Location: Produce Safety and Microbiology Research
2021 Annual Report
Objectives
The overall objective of this project is to develop novel typing methods to identify foodborne pathogens and characterize: bacterial foodborne pathogens through genomics, transcriptomics and proteomics; virulence factors and bacterial toxins; and antibiotic resistance in food production. Specifically, during the next five years we will focus on the following objectives:
Objective 1: Develop improved identification technologies for human bacterial and viral pathogens to replace current testing methodologies.
Sub-objective 1A: Develop a fast, simple and high throughput array-based method fortyping pathogens.
Sub-objective 1B: Validate the array genotyping tool for the identification of viral and bacterial pathogens in samples from agricultural environments.
Sub-objective 1C: Develop novel Campylobacteraceae species identification methods.
Objective 2: Identify and characterize genetic factors associated with virulence and/or environmental adaptation of human bacterial pathogens using genomic, transcriptional and proteomic analyses.
Sub-objective 2A: Identify the transcriptional network patterns of bacterial pathogens during environmental adaptation and modulation of their stress response.
Sub-objective 2B: Identify genes involved in host/environmental adaptation and
investigate variation in virulence potential through in-depth genome sequencing of selected taxa.
Sub-objective 2C: Identify the genetic and epigenetic alterations or factors involved in the environmental adaptation of foodborne pathogens through genomic and methylome analyses.
Sub-objective 2D: Quantitative proteomic and transcriptomic analysis of virulence
factors of foodborne pathogens can be used to elucidate transcriptional vs. posttranscriptional control of virulence in foodborne pathogens.
Sub-objective 2E: Top-down proteomic characterization of bacterial virulence proteins or toxins.
Objective 3: Characterize molecular mechanisms contributing to the potency of bacterial toxins.
Sub-objective 3A: Identification and characterization of Shiga toxin 2 (Stx2) subtypes in environmental STEC strains.
Sub-objective 3B: Characterization of Stx2 expression levels and functional activities in environmental STEC strains.
Sub-objective 3C: Characterization of pathogenic mechanisms associated with Stx2
subtypes produced by E. coli strains.
Sub-objective 3D: Investigate toxin-inactivation mechanisms by natural plant
compounds.
Objective 4: Identify antimicrobial resistance gene reservoirs in the food production ecosystem and characterize the fitness and virulence of resistant pathogens.
Sub-objective 4A: Complete genomic sequencing and functional metagenomic
analyses of antibiotic-resistant Campylobacter.

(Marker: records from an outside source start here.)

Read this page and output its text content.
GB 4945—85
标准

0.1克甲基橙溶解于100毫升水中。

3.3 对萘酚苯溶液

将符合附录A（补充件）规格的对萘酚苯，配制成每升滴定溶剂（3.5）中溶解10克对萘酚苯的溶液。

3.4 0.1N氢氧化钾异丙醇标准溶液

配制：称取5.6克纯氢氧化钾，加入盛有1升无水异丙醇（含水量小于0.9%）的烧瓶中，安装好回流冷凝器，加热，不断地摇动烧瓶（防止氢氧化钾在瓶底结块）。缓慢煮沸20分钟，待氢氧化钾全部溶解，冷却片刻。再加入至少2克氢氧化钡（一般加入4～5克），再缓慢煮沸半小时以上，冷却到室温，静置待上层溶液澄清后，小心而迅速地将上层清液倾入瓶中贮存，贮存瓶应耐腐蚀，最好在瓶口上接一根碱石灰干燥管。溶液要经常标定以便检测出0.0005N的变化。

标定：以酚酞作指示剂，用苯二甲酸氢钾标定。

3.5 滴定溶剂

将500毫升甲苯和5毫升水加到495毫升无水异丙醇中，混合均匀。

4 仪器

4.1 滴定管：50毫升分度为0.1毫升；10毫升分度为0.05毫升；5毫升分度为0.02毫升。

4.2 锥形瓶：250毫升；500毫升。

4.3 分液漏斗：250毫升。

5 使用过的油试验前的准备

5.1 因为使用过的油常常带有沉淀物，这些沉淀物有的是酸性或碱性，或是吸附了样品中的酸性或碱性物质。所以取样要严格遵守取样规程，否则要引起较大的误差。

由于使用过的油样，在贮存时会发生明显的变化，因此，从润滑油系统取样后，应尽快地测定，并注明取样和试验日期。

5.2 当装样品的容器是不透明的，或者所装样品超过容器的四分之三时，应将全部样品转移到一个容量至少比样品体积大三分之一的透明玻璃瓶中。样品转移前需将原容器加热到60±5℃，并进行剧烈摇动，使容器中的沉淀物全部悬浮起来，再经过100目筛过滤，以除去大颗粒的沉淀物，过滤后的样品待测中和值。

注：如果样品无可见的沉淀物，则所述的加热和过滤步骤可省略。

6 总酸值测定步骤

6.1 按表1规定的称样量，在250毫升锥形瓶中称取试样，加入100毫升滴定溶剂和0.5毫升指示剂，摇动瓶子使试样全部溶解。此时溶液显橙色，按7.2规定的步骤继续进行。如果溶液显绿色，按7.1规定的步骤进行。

Sub-objective 4B: Characterization of the fitness and virulence of antimicrobial-resistant Campylobacter jejuni and Campylobacter coli.
Approach
Objective 1: A fast, simple and high throughput array-based method for typing pathogens will be developed. Capture probes will be designed to target norovirus and hepatitis A virus, clinically-important Salmonella serovars and Campylobacter spp. To evaluate probe specificity, viral RNA or bacterial DNA will be extracted from clinical samples or cultured strains. A Cooperative Research and Development Agreement (CRADA) has been established with Arrayit Corporation to develop a fast, simple, and cost-effective test, in conjunction with inexpensive instrumentation. The array genotyping method will be validated using samples from agricultural environments. Also, MALDI-TOF-MS will be assessed as a faster, more accurate and reliable identification of Campylobacteraceae taxa, when compared to current phenotype-based approaches.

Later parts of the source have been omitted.